İşte bu dönemde Ankara Üniversitesi Ziraat Fakültesi ve Kavaklıdere Şarapları kurtarılabilmiş tek tük omcalardan, iğneyle kuyu kazar gibi yepyeni bağlar oluşturdular ve Kavaklıdere ilk kez 1989 yılında bu bağlardan aldığı üzümlerle Kalecik Karası'nı işledi. İlk zamanlar parayla satılmayan bu şarap, ileriki yıllarda da çok az miktarda üretilebildiği için adeta bir efsane haline geldi. Şarapseverler, Fransa'daki Burgonya bölgesinin nefis Pinot Noir üzümüne benzettikleri Kalecik Karası'nın bir şişesine ulaşmak için Kavaklıdere'den tanıdıklar aramaya başladılar.

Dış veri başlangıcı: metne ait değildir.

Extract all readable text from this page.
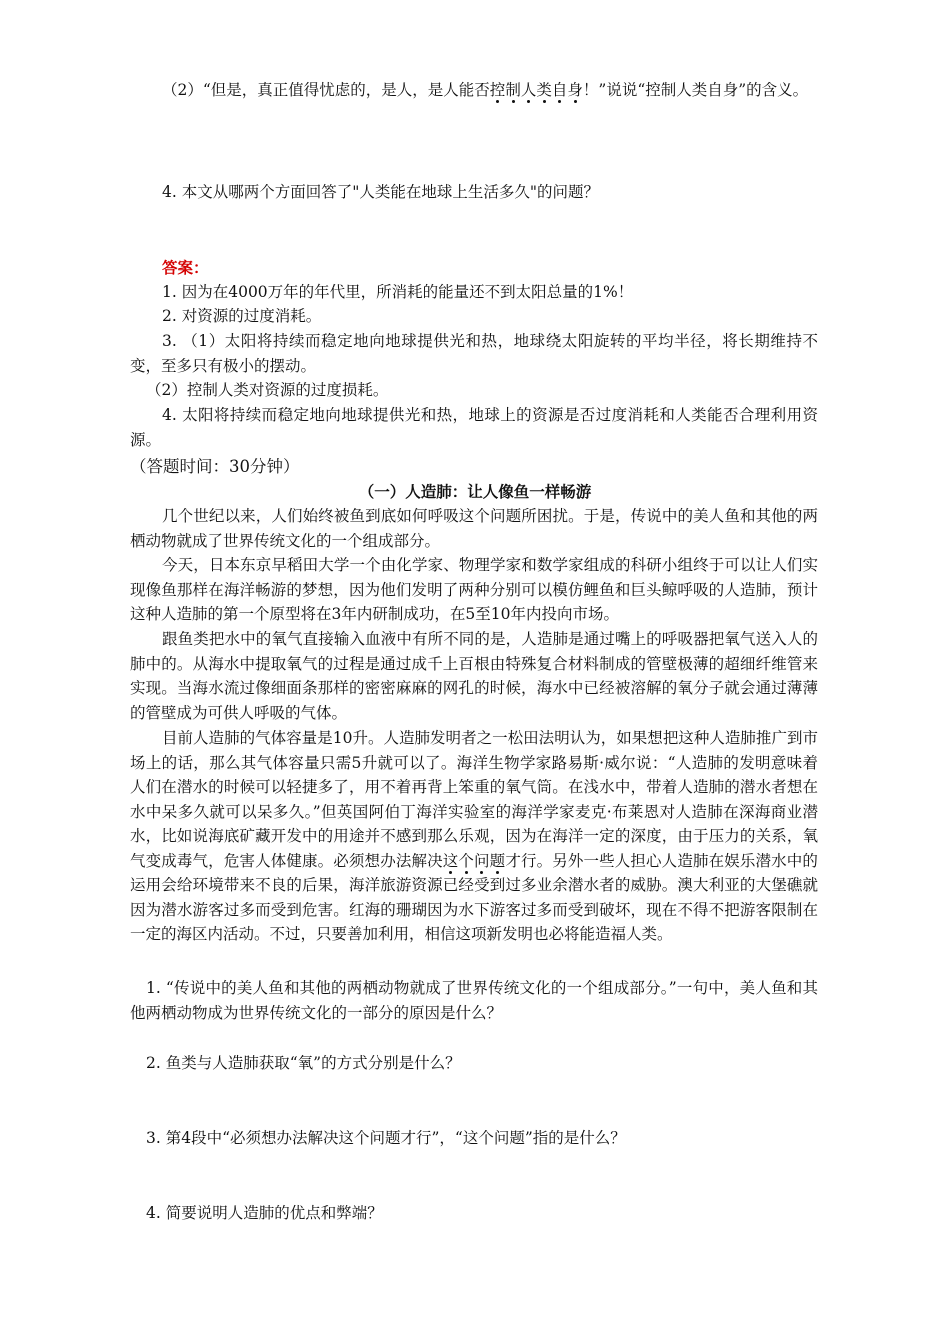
（2）“但是，真正值得忧虑的，是人，是人能否控制人类自身！”说说“控制人类自身”的含义。

4. 本文从哪两个方面回答了"人类能在地球上生活多久"的问题？

答案：

1. 因为在4000万年的年代里，所消耗的能量还不到太阳总量的1%！

2. 对资源的过度消耗。

3. （1）太阳将持续而稳定地向地球提供光和热，地球绕太阳旋转的平均半径，将长期维持不变，至多只有极小的摆动。

（2）控制人类对资源的过度损耗。

4. 太阳将持续而稳定地向地球提供光和热，地球上的资源是否过度消耗和人类能否合理利用资源。

（答题时间：30分钟）
（一）人造肺：让人像鱼一样畅游

几个世纪以来，人们始终被鱼到底如何呼吸这个问题所困扰。于是，传说中的美人鱼和其他的两栖动物就成了世界传统文化的一个组成部分。

今天，日本东京早稻田大学一个由化学家、物理学家和数学家组成的科研小组终于可以让人们实现像鱼那样在海洋畅游的梦想，因为他们发明了两种分别可以模仿鲤鱼和巨头鲸呼吸的人造肺，预计这种人造肺的第一个原型将在3年内研制成功，在5至10年内投向市场。

跟鱼类把水中的氧气直接输入血液中有所不同的是，人造肺是通过嘴上的呼吸器把氧气送入人的肺中的。从海水中提取氧气的过程是通过成千上百根由特殊复合材料制成的管壁极薄的超细纤维管来实现。当海水流过像细面条那样的密密麻麻的网孔的时候，海水中已经被溶解的氧分子就会通过薄薄的管壁成为可供人呼吸的气体。

目前人造肺的气体容量是10升。人造肺发明者之一松田法明认为，如果想把这种人造肺推广到市场上的话，那么其气体容量只需5升就可以了。海洋生物学家路易斯·威尔说：“人造肺的发明意味着人们在潜水的时候可以轻捷多了，用不着再背上笨重的氧气筒。在浅水中，带着人造肺的潜水者想在水中呆多久就可以呆多久。”但英国阿伯丁海洋实验室的海洋学家麦克·布莱恩对人造肺在深海商业潜水，比如说海底矿藏开发中的用途并不感到那么乐观，因为在海洋一定的深度，由于压力的关系，氧气变成毒气，危害人体健康。必须想办法解决这个问题才行。另外一些人担心人造肺在娱乐潜水中的运用会给环境带来不良的后果，海洋旅游资源已经受到过多业余潜水者的威胁。澳大利亚的大堡礁就因为潜水游客过多而受到危害。红海的珊瑚因为水下游客过多而受到破坏，现在不得不把游客限制在一定的海区内活动。不过，只要善加利用，相信这项新发明也必将能造福人类。

1. “传说中的美人鱼和其他的两栖动物就成了世界传统文化的一个组成部分。”一句中，美人鱼和其他两栖动物成为世界传统文化的一部分的原因是什么？

2. 鱼类与人造肺获取“氧”的方式分别是什么？

3. 第4段中“必须想办法解决这个问题才行”，“这个问题”指的是什么？

4. 简要说明人造肺的优点和弊端？
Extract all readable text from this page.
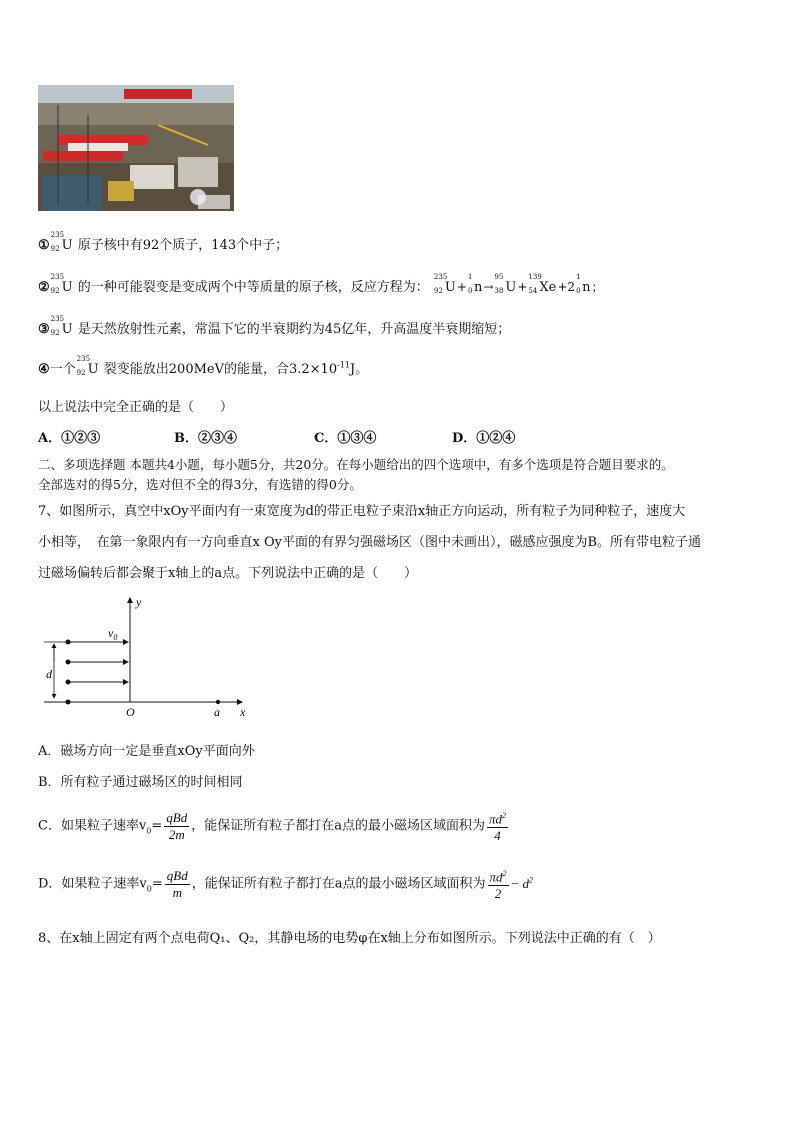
①
235
92 U 原子核中有92个质子，143个中子；
②
235
92 U 的一种可能裂变是变成两个中等质量的原子核，反应方程为：
235
92 U+
1
0 n→
95
38 U+
139
54 Xe+2
1
0 n；
③
235
92 U 是天然放射性元素，常温下它的半衰期约为45亿年，升高温度半衰期缩短；
④一个
235
92 U 裂变能放出200MeV的能量，合$3.2\times 10^{-11}J$。
以上说法中完全正确的是（　　）
A．①②③	B．②③④	C．①③④	D．①②④
二、多项选择题 本题共4小题，每小题5分，共20分。在每小题给出的四个选项中，有多个选项是符合题目要求的。
全部选对的得5分，选对但不全的得3分，有选错的得0分。
7、如图所示，真空中xOy平面内有一束宽度为d的带正电粒子束沿x轴正方向运动，所有粒子为同种粒子，速度大
小相等，　在第一象限内有一方向垂直x Oy平面的有界匀强磁场区（图中未画出），磁感应强度为B。所有带电粒子通
过磁场偏转后都会聚于x轴上的a点。下列说法中正确的是（　　）
y
x
O	a
d
$v_0$
A．磁场方向一定是垂直xOy平面向外
B．所有粒子通过磁场区的时间相同
C．如果粒子速率$v_0= \frac{\text{qBd}}{2m}$ ，能保证所有粒子都打在a点的最小磁场区域面积为 $\frac{\pi d^2}{4}$
D．如果粒子速率$v_0= \frac{\text{qBd}}{m}$ ，能保证所有粒子都打在a点的最小磁场区域面积为 $\frac{\pi d^2}{2} - d^2$
8、在x轴上固定有两个点电荷Q₁、Q₂，其静电场的电势φ在x轴上分布如图所示。下列说法中正确的有（　）
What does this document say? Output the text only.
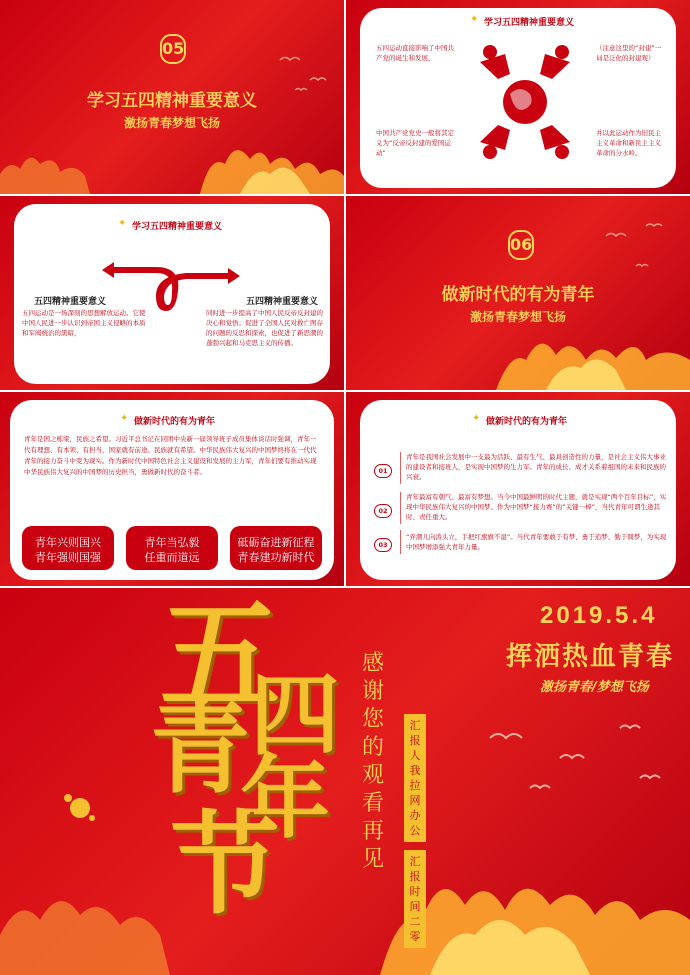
05
学习五四精神重要意义
激扬青春梦想飞扬
✦ 学习五四精神重要意义
五四运动直接影响了中国共产党的诞生和发展，
（注意这里的“封建”一词是泛化的封建观）
中国共产党党史一般将其定义为“反帝反封建的爱国运动”
并以此运动作为旧民主主义革命和新民主主义革命的分水岭。
✦ 学习五四精神重要意义
五四精神重要意义
五四运动是一场深刻的思想解放运动。它使中国人民进一步认识到帝国主义侵略的本质和军阀统治的黑暗，
五四精神重要意义
同时进一步提高了中国人民反帝反封建的决心和觉悟；促进了全国人民对救亡图存的问题的反思和探索，也促进了新思潮的蓬勃兴起和马克思主义的传播。
06
做新时代的有为青年
激扬青春梦想飞扬
✦ 做新时代的有为青年
青年是国之栋梁，民族之希望。习近平总书记在同团中央新一届领导班子成员集体谈话时强调，青年一代有理想、有本领、有担当，国家就有前途、民族就有希望。中华民族伟大复兴的中国梦终将在一代代青年的接力奋斗中变为现实。作为新时代中国特色社会主义建设和发展的主力军，青年们要有推动实现中华民族伟大复兴的中国梦的历史担当，勇做新时代的奋斗者。
青年兴则国兴
青年强则国强
青年当弘毅
任重而道远
砥砺奋进新征程
青春建功新时代
✦ 做新时代的有为青年
01
青年是我国社会发展中一支最为活跃、最有生气、最具创造性的力量，是社会主义伟大事业的建设者和接班人，是实现中国梦的生力军。青年的成长、成才关系着祖国的未来和民族的兴衰。
02
青年最富有朝气、最富有梦想。当今中国最鲜明的时代主题，就是实现“两个百年目标”，实现中华民族伟大复兴的中国梦。作为中国梦“接力赛”的“关键一棒”，当代青年可谓生逢其时、责任重大。
03
“弄潮儿向涛头立，手把红旗旗不湿”。当代青年要敢于有梦、勇于追梦、勤于圆梦，为实现中国梦增添强大青年力量。
五
四
青
年
节
感谢您的观看再见
汇报人我拉网办公
汇报时间二零
2019.5.4
挥洒热血青春
激扬青春/梦想飞扬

EN İYİSİ 5-6 YILLIĞI Zamanla Kalecik Karası bollaştı. Ancak yine de Kavaklıdere dışında başka şarap üreticileri Kalecik Karası üzümünü pek bulamıyorlardı. Ama onlar da edindikleri Kalecik Karası fidelerini değişik bölgelere dikerek şanslarını denediler. Bugün Kapadokya'dan Denizli'ye, Trakya'ya kadar değişik yerlerde Kalecik Karası bağları var. Kuşkusuz buralardaki bağlar da üzüm veriyor, bu üzümlerden şarap da yapılıyor. Ama Kalecik ilçesi ve civarının, iklimi, arazi yapısı, toprak özelliklerinin tümünü ifade eden "terroir"ı ile bu bölgelerinki aynı değil. Nitekim, şarapların nitelikleri de aynı olamıyor. 2001 yılında, tam 11 Eylül günü, televizyonda New York'daki facianın canlı görüntüleri yayınlanırken, rahmetli Tuğrul Şavkay, Mehmet Yalçın ve ben Kavaklıdere'nin Ankara Akyurt'daki tesislerinde ilk rekolte olan 1989'dan, o günlerde piyasaya çıkan son rekolte olan 1999'a dek, 10 yıllık şarap örneklerinin dikey tadımını yapmıştık.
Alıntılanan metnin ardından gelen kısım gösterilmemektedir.